The top children’s museums share these 5 features
Did you know that there are 243 children’s museums in the United States? And, according to the Association of Children’s Museums (ACM), 70 more are in the works. We on the FLEXHIBIT team got to learn about quite a few of them at Interactivity 2017, this year’s ACM conference, in Pasadena, Calif.
What we found: each of these museums, dedicated to children and learning, is special. Their personnel and volunteers work with dedication and passion to improve young lives, often on a shoestring.
And yet, a relative handful of children’s museums consistently make “best of lists” in such publications as Parents, Parenting, Forbes, and Mother. What, we wondered, sets them apart from the rest?
Here are five must-have traits we found for children’s museums wanting to stand out in the crowd:
- They are interactive and tactile. Did you know that the very concept of “hands-on” museums originated with the Boston Children’s Museum? In the 1960s, they were the first to invite their young visitors to touch the “merchandise.” Today, all the top museums include tactile activities in their programming. The Strong Museum in Rochester, NY, recently featured a “Hands-On Harley Davidson” exhibit in which visitors got to create their own custom motorcycle using various motor parts and accessories, and “test drive” it via video. “Dinosphere” at the Children’s Museum Indianapolis lets kids dig for dinosaur bones and lay their hands on a real T-rex bone. The Please Touch Museum in Philadelphia lives up to its name, inviting visitors to touch everything in sight.
- They are immersive. At the best museums, children run the show—or, in the case of “Kidtropolis” at the Children’s Museum of Houston, the whole darned town. Here, children work in the pretend city hall, bank, veterinary clinic, and more. At the Minnesota Children’s Museum, “Our World” is a children-run neighborhood including a post office, food truck, and fire truck. The Skirball Cultural Center in Los Angeles is presenting a “Noah’s Ark” immersive experience based on ancient flood narratives in an 8,000-square-foot space where children build their own giant ark and care for life-sized “animals.” We got to experience this exhibit at Interactivity 2017, and it is awesome!

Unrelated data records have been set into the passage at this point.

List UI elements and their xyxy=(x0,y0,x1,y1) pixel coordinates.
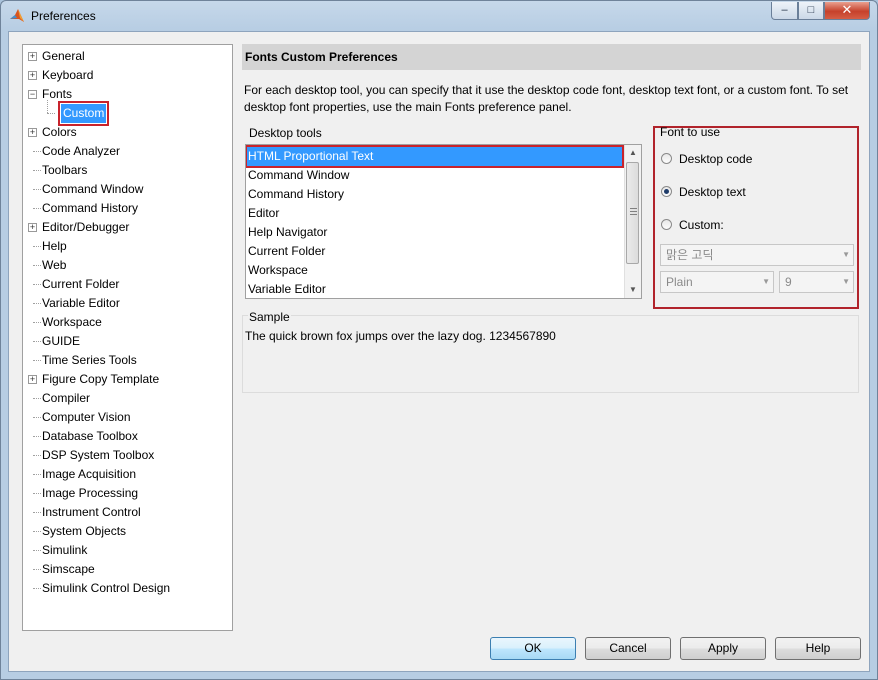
tree-item-colors[interactable]: Colors xyxy=(42,123,77,142)
tree-item-general[interactable]: General xyxy=(42,47,85,66)
tree-item-figure-copy-template[interactable]: Figure Copy Template xyxy=(42,370,159,389)
close-button[interactable]: ✕ xyxy=(824,2,870,20)
tree-item-guide[interactable]: GUIDE xyxy=(42,332,80,351)
tree-item-image-acquisition[interactable]: Image Acquisition xyxy=(42,465,136,484)
preferences-tree[interactable]: + General + Keyboard − Fonts Custom + Colors Code… xyxy=(22,44,233,631)
matlab-logo-icon xyxy=(10,9,24,22)
list-item[interactable]: Variable Editor xyxy=(248,280,326,298)
list-scrollbar[interactable]: ▲ ▼ xyxy=(624,145,641,298)
tree-item-dsp-system-toolbox[interactable]: DSP System Toolbox xyxy=(42,446,154,465)
cancel-button[interactable]: Cancel xyxy=(585,637,671,660)
tree-item-help[interactable]: Help xyxy=(42,237,67,256)
window-title: Preferences xyxy=(31,9,96,23)
tree-item-image-processing[interactable]: Image Processing xyxy=(42,484,138,503)
scroll-down-icon[interactable]: ▼ xyxy=(625,282,641,298)
list-item[interactable]: Workspace xyxy=(248,261,308,280)
expand-plus-icon[interactable]: + xyxy=(28,52,37,61)
tree-item-command-history[interactable]: Command History xyxy=(42,199,138,218)
scroll-thumb[interactable] xyxy=(626,162,639,264)
tree-item-web[interactable]: Web xyxy=(42,256,66,275)
expand-plus-icon[interactable]: + xyxy=(28,128,37,137)
list-item[interactable]: Help Navigator xyxy=(248,223,327,242)
sample-box xyxy=(242,315,859,393)
apply-button[interactable]: Apply xyxy=(680,637,766,660)
minimize-button[interactable]: – xyxy=(771,2,798,20)
help-button[interactable]: Help xyxy=(775,637,861,660)
dialog-body: + General + Keyboard − Fonts Custom + Colors Code… xyxy=(8,31,870,672)
font-to-use-group: Font to use Desktop code Desktop text Cu… xyxy=(653,125,859,309)
tree-item-toolbars[interactable]: Toolbars xyxy=(42,161,87,180)
tree-item-compiler[interactable]: Compiler xyxy=(42,389,90,408)
desktop-tools-label: Desktop tools xyxy=(248,126,323,140)
list-item[interactable]: Editor xyxy=(248,204,279,223)
tree-item-time-series-tools[interactable]: Time Series Tools xyxy=(42,351,137,370)
expand-plus-icon[interactable]: + xyxy=(28,71,37,80)
collapse-minus-icon[interactable]: − xyxy=(28,90,37,99)
preferences-window: Preferences – □ ✕ + General + Keyboard − Font… xyxy=(0,0,878,680)
tree-item-instrument-control[interactable]: Instrument Control xyxy=(42,503,141,522)
tree-item-simscape[interactable]: Simscape xyxy=(42,560,95,579)
tree-item-editor-debugger[interactable]: Editor/Debugger xyxy=(42,218,129,237)
expand-plus-icon[interactable]: + xyxy=(28,223,37,232)
expand-plus-icon[interactable]: + xyxy=(28,375,37,384)
panel-description: For each desktop tool, you can specify t… xyxy=(244,83,849,114)
tree-item-keyboard[interactable]: Keyboard xyxy=(42,66,93,85)
tree-item-command-window[interactable]: Command Window xyxy=(42,180,143,199)
tree-item-fonts[interactable]: Fonts xyxy=(42,85,72,104)
radio-icon[interactable] xyxy=(661,153,672,164)
font-to-use-label: Font to use xyxy=(660,125,721,139)
tree-item-variable-editor[interactable]: Variable Editor xyxy=(42,294,120,313)
radio-icon[interactable] xyxy=(661,219,672,230)
tree-item-database-toolbox[interactable]: Database Toolbox xyxy=(42,427,138,446)
tree-item-code-analyzer[interactable]: Code Analyzer xyxy=(42,142,120,161)
sample-text: The quick brown fox jumps over the lazy … xyxy=(245,329,556,343)
dropdown-arrow-icon: ▼ xyxy=(842,250,850,259)
maximize-button[interactable]: □ xyxy=(798,2,824,20)
font-size-select[interactable]: 9 ▼ xyxy=(779,271,854,293)
panel-header: Fonts Custom Preferences xyxy=(242,44,861,70)
tree-item-workspace[interactable]: Workspace xyxy=(42,313,102,332)
tree-item-current-folder[interactable]: Current Folder xyxy=(42,275,119,294)
font-name-select[interactable]: 맑은 고딕 ▼ xyxy=(660,244,854,266)
desktop-tools-list[interactable]: Variable Editor Workspace Current Folder He… xyxy=(245,144,642,299)
list-item[interactable]: Command History xyxy=(248,185,344,204)
tree-item-custom[interactable]: Custom xyxy=(57,101,110,126)
radio-selected-icon[interactable] xyxy=(661,186,672,197)
list-item[interactable]: Command Window xyxy=(248,166,349,185)
title-bar[interactable]: Preferences – □ ✕ xyxy=(1,1,877,31)
list-item[interactable]: Current Folder xyxy=(248,242,325,261)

- They offer something for all ages. The family that plays together stays together, right? School-age children may be the main focus, but the top museums cater to toddlers and adults, too, for a full-family experience. In the Children’s Museum of Denver’s “Center for the Young Child,” tots age 1 to 4 can “boulder scramble,” pretend to kayak, and more in a simulated mountain scene. KidScience at Discovery Place in Charlotte, N.C. caters to the under-7 and adult crowds at once, supplying them with giant foam blocks and Duplos for building, race-track materials, and a giant water table for splashing around. The International Spy Museum in Washington, DC gets kids and grown-ups playing together, too: adopting cover identities, learning about gadgets including recording bugs and hidden camera, and participating in interactive spy missions.
- They change exhibits frequently. A 2010 Kohl Children’s Museum of Greater Chicago survey of ACM members found that more than one-fifth of the 163 respondents said they rent traveling exhibits—which usually run three months—three times a year. Nine others said they host traveling shows more than that. A look at top museums’ websites shows a veritable revolving door of exhibits: in the Madison Children’s Museum, for instance, they change every few months. (Not everyone can do this due to budget or space constraints, however; nearly 20 percent of survey respondents said they have no room for traveling exhibits, and nearly one-half said their available space for these shows is under 1,000 square feet.)
- They include science and math. The Kohl Children’s Museum of Greater Chicago hosts “Science Fridays,” and provides white lab coats, microscopes, and materials for science experiments in its “Science and You” temporary exhibit now showing. “Amazingly Immature,” a traveling exhibit now at the Port Discovery Children’s Museum in Baltimore, makes science and math enjoyable with hands-on activities: pull the tablecloth out from under the dishes; use spoons as catapults; learn how to make super-fast paper airplanes, and more. Pasadena, as we saw during the conference, has a forest full of physics: the Kidspace Children’s Museum’s Galvin Physics Forest features 13 hands-on and interactive physics-related activities outdoors, under the trees.
The beauty of this list? It shows that children’s museums don’t have to be big (although some on this list are very large), fancy, or expensive. Money helps, of course, but really, all you need is a love for children, a willingness to work, and—perhaps most important—an active imagination. Let’s play!